Channel, which works with both potential and returned jihadists, has made what the Home Secretary, Theresa May, calls “a very significant contribution to our national security.” There are around 40 Channel workers, most of whom are British Muslims. They typically meet their clients one-on-one, trying to build up trust, address the arguments for violence and radicalism that they make – sometimes theologically, sometimes not – and steer them towards non-violent approaches.

There are what one person involved described as “differences of emphasis” between the Home Office and the police over the programme. “There is a tendency for us [Britain] to prefer the criminalisation approach,” said the source. “The problem is that an arrest quite often doesn’t lead to significant or any criminal action and yet it can substantially set back the deradicalisation process.” Sometimes, too, disputes between police and Channel allow vulnerable individuals to slip through the cracks. This is what happened with Aseel Muthana, one of the Cardiff jihadists.

Other European countries, including Holland and Denmark, go further than Britain in following a “reintegration” process for their returned jihadists. Both Richard Barrett, former MI6 head of counterterrorism and Sir Richard Dearlove, the service’s chief, have warned that harsh treatment of returnees could cause further radicalisation.

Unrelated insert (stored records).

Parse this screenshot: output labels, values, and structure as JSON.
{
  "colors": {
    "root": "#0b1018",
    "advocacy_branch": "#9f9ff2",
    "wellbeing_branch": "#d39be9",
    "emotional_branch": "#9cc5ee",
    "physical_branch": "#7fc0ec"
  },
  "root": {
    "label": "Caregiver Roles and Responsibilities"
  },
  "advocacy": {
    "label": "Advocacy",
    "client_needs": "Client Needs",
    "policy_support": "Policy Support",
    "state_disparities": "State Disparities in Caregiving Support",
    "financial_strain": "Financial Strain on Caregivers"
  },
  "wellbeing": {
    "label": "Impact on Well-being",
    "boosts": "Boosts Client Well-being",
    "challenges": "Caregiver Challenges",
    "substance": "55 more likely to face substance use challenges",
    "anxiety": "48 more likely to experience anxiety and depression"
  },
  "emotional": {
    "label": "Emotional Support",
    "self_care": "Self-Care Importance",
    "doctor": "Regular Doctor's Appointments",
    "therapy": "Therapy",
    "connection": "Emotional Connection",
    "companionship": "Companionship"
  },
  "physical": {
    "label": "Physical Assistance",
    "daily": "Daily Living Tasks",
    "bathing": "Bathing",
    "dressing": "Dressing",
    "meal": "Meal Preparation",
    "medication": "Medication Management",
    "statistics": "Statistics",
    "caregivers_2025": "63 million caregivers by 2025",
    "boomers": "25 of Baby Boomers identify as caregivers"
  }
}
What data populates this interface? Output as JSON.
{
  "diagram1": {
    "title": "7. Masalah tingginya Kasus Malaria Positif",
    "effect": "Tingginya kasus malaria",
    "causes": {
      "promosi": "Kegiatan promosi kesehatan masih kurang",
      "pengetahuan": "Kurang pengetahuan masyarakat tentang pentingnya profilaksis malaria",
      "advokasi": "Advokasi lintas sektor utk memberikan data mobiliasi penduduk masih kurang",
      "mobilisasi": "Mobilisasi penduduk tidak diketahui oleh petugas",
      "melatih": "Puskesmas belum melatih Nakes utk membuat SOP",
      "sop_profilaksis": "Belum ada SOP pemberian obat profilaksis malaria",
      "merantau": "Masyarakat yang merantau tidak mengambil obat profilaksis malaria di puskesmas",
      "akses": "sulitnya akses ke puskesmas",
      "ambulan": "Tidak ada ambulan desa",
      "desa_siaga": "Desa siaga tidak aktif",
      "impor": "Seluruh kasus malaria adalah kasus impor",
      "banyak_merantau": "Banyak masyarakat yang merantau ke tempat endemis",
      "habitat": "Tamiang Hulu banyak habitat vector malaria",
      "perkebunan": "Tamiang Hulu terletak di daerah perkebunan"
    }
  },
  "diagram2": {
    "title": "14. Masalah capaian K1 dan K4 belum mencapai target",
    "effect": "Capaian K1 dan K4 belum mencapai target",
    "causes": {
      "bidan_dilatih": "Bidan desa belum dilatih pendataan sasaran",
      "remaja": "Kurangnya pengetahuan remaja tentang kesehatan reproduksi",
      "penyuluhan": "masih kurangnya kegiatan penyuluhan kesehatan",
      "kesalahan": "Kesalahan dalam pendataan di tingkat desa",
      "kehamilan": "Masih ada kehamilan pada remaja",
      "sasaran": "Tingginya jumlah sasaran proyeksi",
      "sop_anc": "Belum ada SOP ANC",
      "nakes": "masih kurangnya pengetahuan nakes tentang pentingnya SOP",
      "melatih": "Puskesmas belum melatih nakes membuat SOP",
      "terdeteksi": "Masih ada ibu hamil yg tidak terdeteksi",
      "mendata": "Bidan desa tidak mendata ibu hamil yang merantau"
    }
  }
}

Whichever approach is pursued, and whether or not Isil develops into a serious threat to the West, it seems clear that this is a battle of ideas. More than ever in a social media world, you cannot lock up an idea in Belmarsh or turn it back at Heathrow. The only way to defeat a bad idea is with a better idea. David Cameron’s Government has creditably reversed some past tolerance of bad ideas. But on the very biggest canvas, what the Middle East should look like and what role Britain should play in defeating terror and tyranny, Mr Cameron still gives a convincing impression of not having any ideas at all.